Washington, DC – Senate Foreign Relations Committee Chairman John Kerry (D-MA) today released a staff report raising questions about the ability of the United States to protect its thousands of diplomats and contractors in Iraq once U.S. troops complete their withdrawal at the end of 2011. The report, “Iraq: The Transition From A Military Mission To A Civilian-Led Effort,” lays out several steps that need to be considered in order to maintain security for the diplomatic mission in the coming years. A smooth military to civilian transition in Iraq is vital to the United States’ broader interest in the Middle East.
“This report sheds light on the important tradeoffs involved as we consider the sustainability of progress in Iraq,” said Chairman Kerry. “With so much uncertainty, we’ve got to make sure we strike the proper balance between the scope of the mission and the available resources. The model we create in Iraq will become a template in Afghanistan in the years to come.”

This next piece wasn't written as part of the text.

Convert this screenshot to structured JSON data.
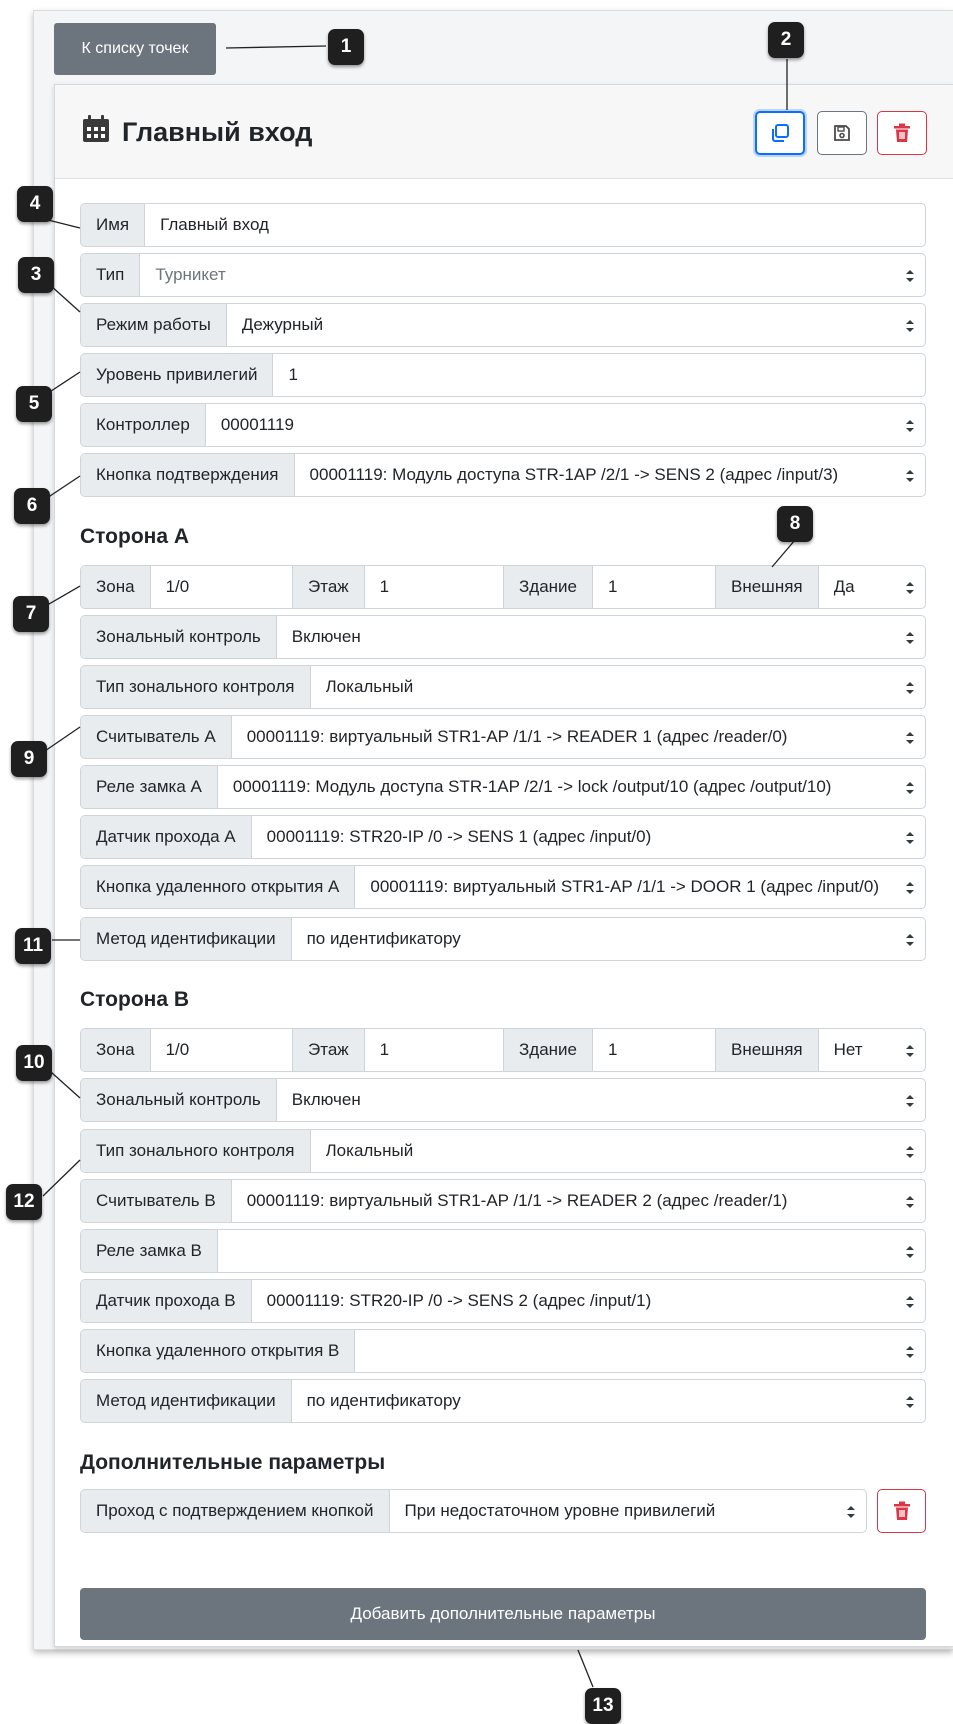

Members of the Committee’s majority staff went to Iraq to examine the military-to-civilian transition in detail and this report is the result of that trip. Their principle findings are : (1) it is unclear whether the State Department has the capacity to maintain and protect the currently planned diplomatic presence without a degree of U.S. military support; (2) uncertainty about the nature of U.S. military presence in Iraq after 2012 is complicating all other aspects of the transition and must be clarified; (3) the bureaucratic integration between the Departments of Defense and State remains incomplete, and the unity of effort in Baghdad has not been matched in Washington; and (4) a creative and sustainable funding mechanism is needed to pay for the diplomatic mission in Iraq.